Hans Trutnau am Permanenter Link
Segration - oder doch Segregation?
Michael Paschko am Permanenter Link
Das Problem ist ja nicht das Kopftuch als religiöser Ausdruck. Das ist ja jeder Muslimin, wenn sie es will gestattet (außerhalb der Berufsausübung).
Zu einem Problem wird das Kopftuch nur, weil es einen Gruppenzwang gibt, der es den Frauen verbietet, das Kopftuch zeitweise auszuziehen. Es geht also gar nicht darum eine Kopftuch zu tragen, sonden dass man das Haar und den Hals der Frau nicht sehen soll.
Ein solcher Zwang fällt aber nicht unter die Religionsfreiheit.
Walter Otte am Permanenter Link
Germershausen ist offenbar ein typischer Vertreter eines mit Scheuklappen versehenen Politikertyps. Das Berliner Neutralitätsgesetz treffe nur muslimische Frauen.
Diese Behauptung ist gleich in mehrfacher Hinsicht falsch: Das Gesetz betrifft jede(n), wenn er oder sie demonstrativ religiöse/weltanschauliche Symbole während der Dienstzeit im Öffentlichen Dienst trägt. Letztens wurde in Berlin einer Lehrerin das demonstrative Tragen eines Kreuzes in der Schule verboten. Das Tragen einer Kippa durch einen Polizisten statt einer Polizeimütze vor einigen Jahren bei einer Pro-Beschneidungskundgebung hatte disziplinarische Folgen.
Richtig ist an den Äußerungen von Germersdorf, dass gegenwärtig hauptsächlich Frauen betroffen sind, deshalb weil der konservativ-orthodoxe Islam mittels seiner Anhängerinnen auch demonstrativ in Schulen wirken und Kinder beeinflussen will. Hinter den jeweiligen "Antidiskrimierungsinitiativen" stehen bekanntlich so illustre Freiheitsvertreter wie die Muslimbruderschaft u.ä. Falsch ist, dass "Musliminnen" betroffen seien; Musliminnen, die nicht der orthodox-konservativen Strömung angehören, sind nicht betroffen! Hier betreibt Herr Germershausen, der es besser wissen muss, ganz offensichtlich für eine kleine, aber radikale Minderheit von Musliminnen islamistische Propaganda unter dem Deckmantel der "Integration".
Lehrerin (mit Kopftuch) kann jede Frau werden, nur nicht an öffentlichen allgemeinbildenden Schulen, aber an jeder Berufsschule und Privatschule mit religiösem Träger im Land Berlin.
Was Frauen in anderen Berufen im Öffentlichen Dienst angeht, so geht es dem Germershausen eindeutig darum, den Grundsatz der Neutralität des Staates gegenüber allem Religiösen/Weltanschaulichen auszuhebeln.

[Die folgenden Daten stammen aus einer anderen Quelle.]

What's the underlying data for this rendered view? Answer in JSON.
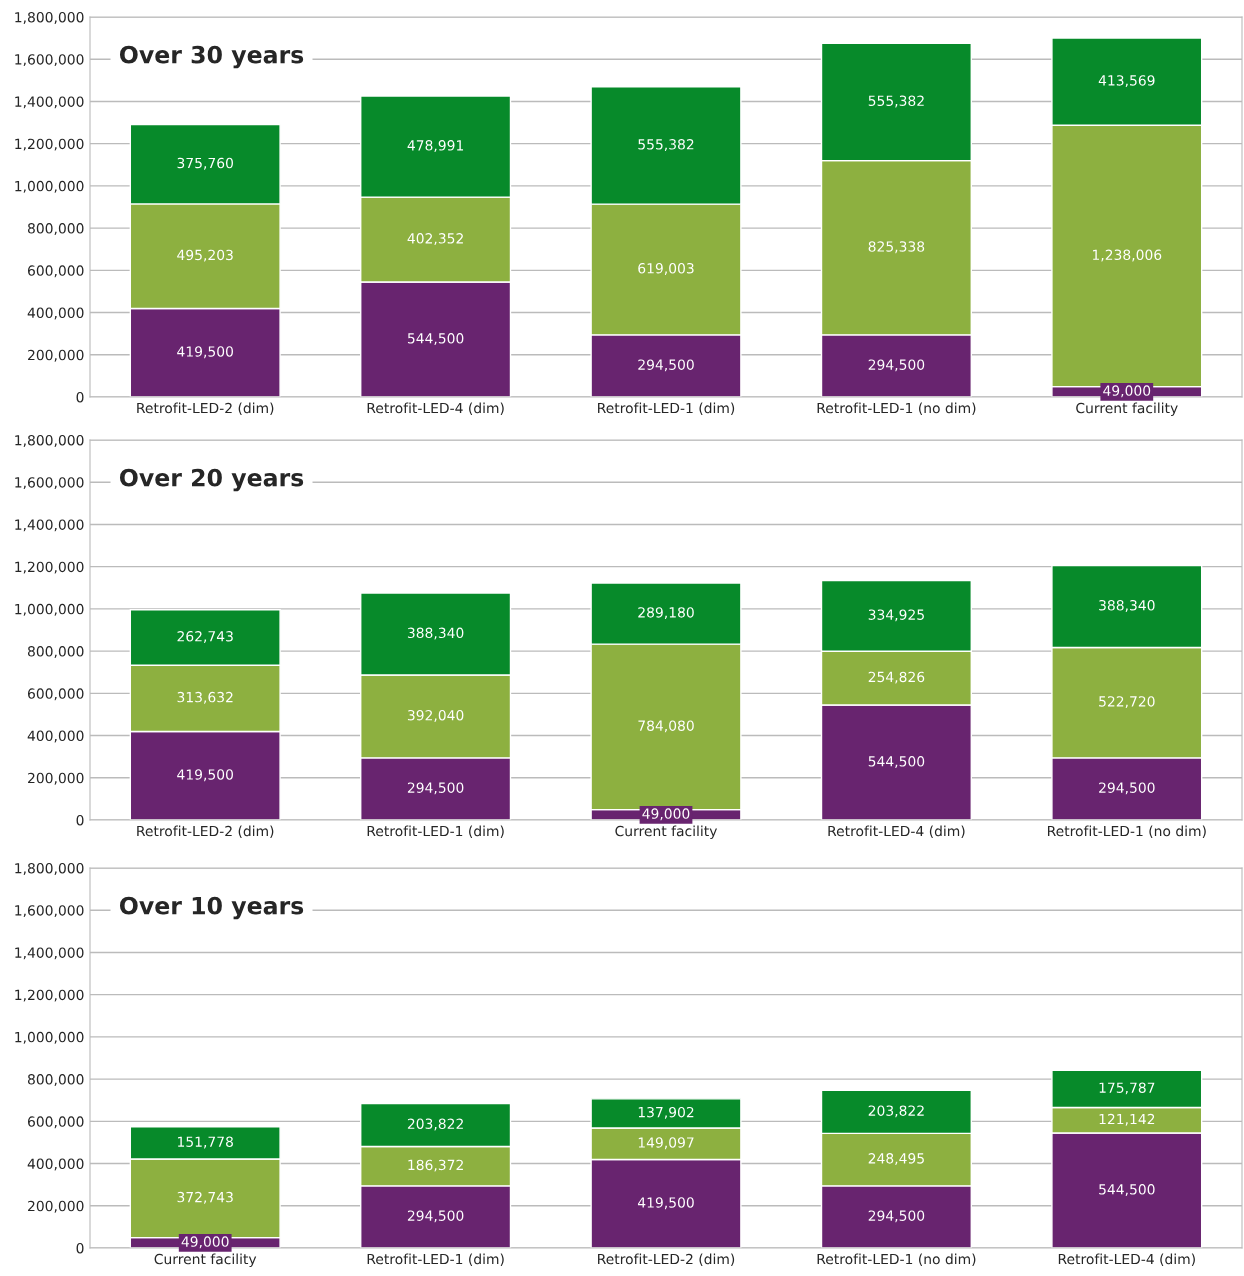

Anders kann man seine Hervorbringungen nicht werten.
Warum er dem konservativ-orthodoxen Islam den Weg bereiten will, hat dieser Integrationsbeauftragte bislang nicht erklärt; er sollte einmal danach gefragt werden.
Ebenso sollte er gefragt werden, warum er Muslimminnen, die kein Kopftuch tragen, diskriminiert: denn Kopftuchtragen heißt Bedeckung, heißt züchtiges, sittliches, sündenfreies, gottgewolltes Verhalten. Im Umkehrschluß: eine Muslimin, die kein Kopftuch trägt, ist nach Auffassung der hardcore-Religiösen unzüchtig, unsittlich, in Sünde, verhält sich nicht gottgewollt usw. Das interessiert aber wohl Herrn Germershausen nicht.
Einen schönen Integrationsbeauftragten hat sich das Land Berlin da auserkoren!
Resnikschek Karin am Permanenter Link
Wir Säkularen tragen keine religiösen Symbole. Dass wir ständig damit bedrängt werden, ist das Problem.